In SQL, NULL represents a missing data. However, in R, there are two related concepts: NA and NULL. NA represents a missing value, a placeholder for something that exists but is unknown. However, NULL is something that does not exist. The distinction is more nuanced, but for now, just keep in mind that NULL comes in two forms.

is.na() and is.null() functions tell whether a value is NA or NULL.

NaN and Inf

Other interesting values in R are NaN and Inf. NaN represents undefined number, such as 0/0. Inf represents values such as 1/0.

CAST and CONVERT

Often, if you load the data into R from an external source, you may find that the data types are not what you expected it to be. It can be frustrating because R will do some implicit conversions and results may be different from what you expect.
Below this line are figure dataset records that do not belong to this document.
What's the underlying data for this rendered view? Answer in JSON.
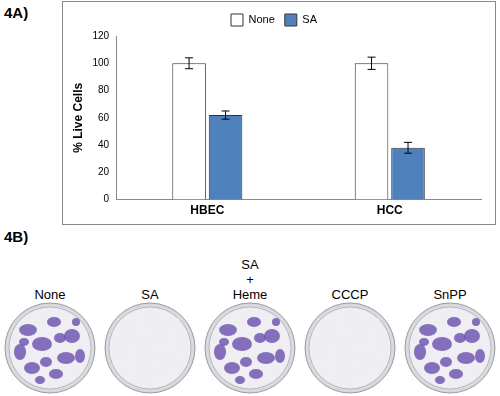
{
  "chart_data": {
    "type": "bar",
    "annotations": [
      "4A)"
    ],
    "y_label": "% Live Cells",
    "categories": [
      "HBEC",
      "HCC"
    ],
    "series": [
      {
        "name": "None",
        "color": "#ffffff",
        "values": [
          100,
          100
        ],
        "errors": [
          4,
          4.5
        ]
      },
      {
        "name": "SA",
        "color": "#4f81bd",
        "values": [
          62,
          38
        ],
        "errors": [
          3,
          4
        ]
      }
    ],
    "ylim": [
      0,
      120
    ],
    "yticks": [
      0,
      20,
      40,
      60,
      80,
      100,
      120
    ],
    "grid": false,
    "legend": "top"
  },
  "image_panel": {
    "label": "4B)",
    "plates": [
      {
        "lines": [
          "None"
        ],
        "color": "#6a4fae"
      },
      {
        "lines": [
          "SA"
        ],
        "color": "#eeeef3"
      },
      {
        "lines": [
          "SA",
          "+",
          "Heme"
        ],
        "color": "#6a4fae"
      },
      {
        "lines": [
          "CCCP"
        ],
        "color": "#eeeef3"
      },
      {
        "lines": [
          "SnPP"
        ],
        "color": "#6a4fae"
      }
    ]
  }
}
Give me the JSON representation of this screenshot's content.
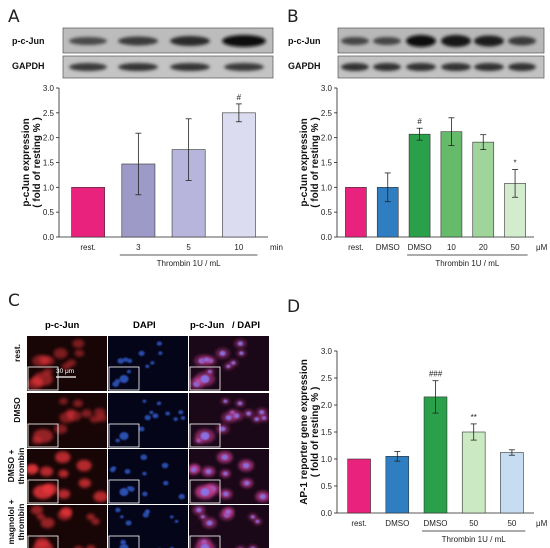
{
  "panels": {
    "A": {
      "letter": "A",
      "blot_labels": [
        "p-c-Jun",
        "GAPDH"
      ],
      "chart_data": {
        "type": "bar",
        "categories": [
          "rest.",
          "3",
          "5",
          "10"
        ],
        "values": [
          1.0,
          1.47,
          1.76,
          2.5
        ],
        "errors": [
          0,
          0.62,
          0.62,
          0.18
        ],
        "colors": [
          "#e8227d",
          "#9e9ac8",
          "#b7b5db",
          "#dcdcf0"
        ],
        "annotations": [
          "",
          "",
          "",
          "#"
        ],
        "ylabel_line1": "p-cJun expression",
        "ylabel_line2": "( fold of resting % )",
        "ylim": [
          0,
          3.0
        ],
        "yticks": [
          "0.0",
          "0.5",
          "1.0",
          "1.5",
          "2.0",
          "2.5",
          "3.0"
        ],
        "x_unit": "min",
        "group_label": "Thrombin 1U / mL"
      }
    },
    "B": {
      "letter": "B",
      "blot_labels": [
        "p-c-Jun",
        "GAPDH"
      ],
      "chart_data": {
        "type": "bar",
        "categories": [
          "rest.",
          "DMSO",
          "DMSO",
          "10",
          "20",
          "50"
        ],
        "values": [
          1.0,
          1.0,
          2.07,
          2.12,
          1.91,
          1.08
        ],
        "errors": [
          0,
          0.29,
          0.12,
          0.28,
          0.15,
          0.28
        ],
        "colors": [
          "#e8227d",
          "#2e7ec1",
          "#2aa04a",
          "#66bb6a",
          "#9fd59b",
          "#d3ecce"
        ],
        "annotations": [
          "",
          "",
          "#",
          "",
          "",
          "*"
        ],
        "ylabel_line1": "p-cJun expression",
        "ylabel_line2": "( fold of resting % )",
        "ylim": [
          0,
          3.0
        ],
        "yticks": [
          "0.0",
          "0.5",
          "1.0",
          "1.5",
          "2.0",
          "2.5",
          "3.0"
        ],
        "x_unit": "μM",
        "group_label": "Thrombin 1U / mL"
      }
    },
    "C": {
      "letter": "C",
      "column_labels": {
        "col1": "p-c-Jun",
        "col2": "DAPI",
        "col3a": "p-c-Jun",
        "col3b": "/ DAPI"
      },
      "row_labels": [
        "rest.",
        "DMSO",
        "DMSO +\nthrombin",
        "magnolol +\nthrombin"
      ],
      "scale_bar": "30 μm",
      "colors": {
        "red": "#e8343a",
        "blue": "#2a4fb0"
      }
    },
    "D": {
      "letter": "D",
      "chart_data": {
        "type": "bar",
        "categories": [
          "rest.",
          "DMSO",
          "DMSO",
          "50",
          "50"
        ],
        "values": [
          1.0,
          1.05,
          2.15,
          1.5,
          1.12
        ],
        "errors": [
          0,
          0.09,
          0.3,
          0.15,
          0.05
        ],
        "colors": [
          "#e8227d",
          "#2e7ec1",
          "#2aa04a",
          "#cbe9c3",
          "#c5dcf1"
        ],
        "annotations": [
          "",
          "",
          "###",
          "**",
          ""
        ],
        "ylabel_line1": "AP-1 reporter gene expression",
        "ylabel_line2": "( fold of resting % )",
        "ylim": [
          0,
          3.0
        ],
        "yticks": [
          "0.0",
          "0.5",
          "1.0",
          "1.5",
          "2.0",
          "2.5",
          "3.0"
        ],
        "x_unit": "μM",
        "group_label": "Thrombin 1U / mL"
      }
    }
  }
}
The following R functions are helpful in such situations:

class(x): Tells the class of 'x'
as.X(y): Converts the data type of y to X. X can be character, numeric, logical etc.




Motivation behind this blog


Both SQL and R are meant for different purposes. R is arguably the richest statistical tool whereas SQL is a robust programming language for managing relational databases. However, there is an overlap between then two when it comes to manipulating the data.  R needs to manipulate data while reading, cleansing, and structuring it before feeding it to R's powerful libraries. SQL, on the other hand, needs to manipulate data for living.

When I started with R, I used to think in SQL and then try to perform the same operation in R. It used to be very time consuming and I wished there was a tutorial or guide that would tell me how to do SQL kind of things in R. Therefore I started this blog to help people like me who come from SQL background into the world of R. I will try to give cookbook kind of solutions in R for common SQL operations.

Keep your inputs coming.

Cheers!

My favorite SQL Joke:
A SQL walks into a bar and sees two tables. He walks upto them and says, "Can I join you?"

My SQL Poem:
SELECT Friends
FROM World
WHERE Hatred is NOT NULL
GROUP BY Friends
HAVING  SUM(Fun) > 0
-- ORDER BY ... (Friends are friends, they should not be ordered by an attribute).